Reconfigurable Video Coding (RVC) is an MPEG initiative to provide an innovative framework of video coding development. This framework offers a way to overcome the lack of interoperability between the many video codecs deployed in the market. Indeed, an RVC codec is described using the dataflow programming paradigm which permits flexibility and reusability. Two standards have been produced by the RVC working group:
- The codec configuration representation (ISO/IEC 23001-4 or MPEG-B pt. 4) describes the format with which an RVC decoder can be defined as a network of computational blocks, as well as a textual language for the definition of video coding blocks.

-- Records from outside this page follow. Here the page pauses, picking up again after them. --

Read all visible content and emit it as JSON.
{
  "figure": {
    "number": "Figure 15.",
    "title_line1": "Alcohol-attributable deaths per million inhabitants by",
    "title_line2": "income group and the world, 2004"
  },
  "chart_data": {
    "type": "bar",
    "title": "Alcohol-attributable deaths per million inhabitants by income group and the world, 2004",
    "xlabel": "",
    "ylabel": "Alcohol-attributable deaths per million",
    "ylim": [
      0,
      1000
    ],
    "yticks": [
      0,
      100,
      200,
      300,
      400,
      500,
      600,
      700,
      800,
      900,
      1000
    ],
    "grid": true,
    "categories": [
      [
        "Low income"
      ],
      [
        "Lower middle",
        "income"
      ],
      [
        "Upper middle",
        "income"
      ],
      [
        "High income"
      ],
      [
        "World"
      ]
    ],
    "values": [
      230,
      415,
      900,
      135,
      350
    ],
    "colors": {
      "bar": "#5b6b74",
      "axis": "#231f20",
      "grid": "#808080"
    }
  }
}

- A video tool library (ISO/IEC 23002-4 or MPEG-C pt. 4) that standardizes actors needed to describe existing video coding standards (currently MPEG-4 part 2 and MPEG-4 part 10).

==Motivations==
RVC was motivated by the following observations:
- In the last two decades, many video coding standards (MPEG-2, MPEG-4 AVC, VP8, etc.) have been specified to meet consumers' demands. These new technologies have been using increasingly complex algorithms and many of them share some common parts (a discrete cosine transform for example). Unfortunately, there was at the time no standard way to exploit these similarities.
- The specification of a video coding standard was previously provided with a textual document and reference software, without consideration for the effort needed to implement the standard on multi-core processors or hardware platforms.

==History==
Work on Reconfigurable Video Coding started in March 2004 during an MPEG meeting at Munich with the research of common elements among existing MPEG standards. After more than two years of work, it was found that even if their specifications were strictly different they had some very similar architectures and related data flow.
A Call for Proposals was made during the 76th MPEG meeting at Montreux, this call aimed to collect technologies to describe some unified descriptions of the MPEG video technology.
The next meeting saw the proposal to build a MPEG Reconfigurable Video Coding framework accepted, and work on the development of standard components started.